A chi consiglieresti la lettura di La rosa del Meridione?
Non ho mai pensato di rivolgermi a una particolare cerchia di lettori. Credo che questo sia un romanzo adatto a qualsiasi fascia d’età; sicuramente il genere biografico – psicologico potrebbe non appassionare alcuni lettori, mentre potrebbe affascinarne molti altri. Consiglio la lettura di La rosa del Meridione. Storia di una vita a tutti coloro i quali sentono la necessità di approfondire alcune tematiche sociali – come la povertà, i due conflitti mondiali, la rinascita economica – attraverso gli occhi di una donna del Sud Italia, lasciandosi anche trascinare da profonde riflessioni interiori e facendosi coinvolgere dagli stretti legami intrecciati da Delinda con i suoi affetti più cari.
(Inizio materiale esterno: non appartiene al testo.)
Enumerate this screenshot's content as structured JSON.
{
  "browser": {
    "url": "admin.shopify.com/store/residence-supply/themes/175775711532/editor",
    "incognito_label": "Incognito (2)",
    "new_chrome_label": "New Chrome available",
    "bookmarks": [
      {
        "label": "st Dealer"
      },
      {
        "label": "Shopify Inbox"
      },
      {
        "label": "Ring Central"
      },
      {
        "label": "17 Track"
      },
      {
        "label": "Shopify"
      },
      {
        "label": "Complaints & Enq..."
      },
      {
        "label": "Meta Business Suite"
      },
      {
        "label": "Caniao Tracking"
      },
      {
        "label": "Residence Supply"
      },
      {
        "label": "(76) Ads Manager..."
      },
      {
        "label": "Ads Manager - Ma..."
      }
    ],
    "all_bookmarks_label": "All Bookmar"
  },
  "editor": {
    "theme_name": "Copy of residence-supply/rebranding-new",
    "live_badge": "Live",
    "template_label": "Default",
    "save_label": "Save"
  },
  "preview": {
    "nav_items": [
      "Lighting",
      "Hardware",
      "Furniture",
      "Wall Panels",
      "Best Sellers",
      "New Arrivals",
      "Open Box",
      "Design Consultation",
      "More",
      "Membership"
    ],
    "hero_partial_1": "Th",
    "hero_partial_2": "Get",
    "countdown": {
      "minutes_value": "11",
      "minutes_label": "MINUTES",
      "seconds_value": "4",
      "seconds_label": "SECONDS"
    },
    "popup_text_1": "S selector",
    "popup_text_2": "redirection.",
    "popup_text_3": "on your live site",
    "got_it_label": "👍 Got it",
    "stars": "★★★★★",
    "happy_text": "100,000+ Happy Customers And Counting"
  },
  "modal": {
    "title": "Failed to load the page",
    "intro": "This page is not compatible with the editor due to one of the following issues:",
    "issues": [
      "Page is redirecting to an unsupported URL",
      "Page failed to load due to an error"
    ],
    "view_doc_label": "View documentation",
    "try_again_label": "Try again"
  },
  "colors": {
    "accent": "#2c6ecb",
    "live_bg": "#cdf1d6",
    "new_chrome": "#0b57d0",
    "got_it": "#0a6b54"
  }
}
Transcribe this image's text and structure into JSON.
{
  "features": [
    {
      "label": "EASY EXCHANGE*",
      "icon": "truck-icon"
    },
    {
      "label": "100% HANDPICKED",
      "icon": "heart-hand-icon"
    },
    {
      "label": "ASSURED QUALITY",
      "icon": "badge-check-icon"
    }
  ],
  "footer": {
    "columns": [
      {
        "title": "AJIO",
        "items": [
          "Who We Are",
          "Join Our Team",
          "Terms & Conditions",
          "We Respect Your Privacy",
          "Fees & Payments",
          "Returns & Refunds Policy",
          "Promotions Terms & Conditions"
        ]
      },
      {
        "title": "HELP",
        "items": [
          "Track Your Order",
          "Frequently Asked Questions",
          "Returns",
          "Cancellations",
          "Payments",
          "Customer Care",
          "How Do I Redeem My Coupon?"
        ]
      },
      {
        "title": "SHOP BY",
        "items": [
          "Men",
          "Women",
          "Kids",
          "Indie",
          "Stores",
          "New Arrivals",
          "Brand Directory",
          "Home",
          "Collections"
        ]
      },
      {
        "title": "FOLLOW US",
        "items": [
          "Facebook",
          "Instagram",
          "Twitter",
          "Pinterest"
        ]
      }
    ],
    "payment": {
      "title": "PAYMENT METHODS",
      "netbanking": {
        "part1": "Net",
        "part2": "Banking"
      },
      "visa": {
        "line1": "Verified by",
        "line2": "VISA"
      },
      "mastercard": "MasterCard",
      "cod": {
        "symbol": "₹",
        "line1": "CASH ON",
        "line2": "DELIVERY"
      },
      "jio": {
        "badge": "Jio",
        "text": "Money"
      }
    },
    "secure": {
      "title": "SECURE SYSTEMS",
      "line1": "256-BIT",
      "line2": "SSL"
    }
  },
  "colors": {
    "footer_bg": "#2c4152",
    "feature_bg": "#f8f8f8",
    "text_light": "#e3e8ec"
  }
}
Che tipo di scrittrice sei o hai scoperto di essere?
Sono una persona, e quindi una scrittrice, estremamente curiosa. Mi piace approfondire il più possibile ogni tematica trattata in maniera tale da restituire al lettore descrizioni e ambientazioni fedeli alla realtà. Mi affascina investigare i sentimenti umani, scoprire i retroscena di ogni scelta, cercare il perché delle cose. Credo che l’empatia sia importante non solo nei confronti del prossimo ma anche nei confronti di ogni personaggio che decido di inserire nella mia scrittura ed è questo forse che lo rende reale ed emotivamente vicino al lettore.
Stai scrivendo altri romanzi?
Sì, sto cercando di completare la stesura del secondo romanzo, incentrato sulla biografia di mio nonno, ma la scrittura necessita di molto tempo e tanta concentrazione, due elementi che in questo momento mi ritrovo costretta a destinare ad altro. Spero di tornare presto a emozionare ed emozionarmi.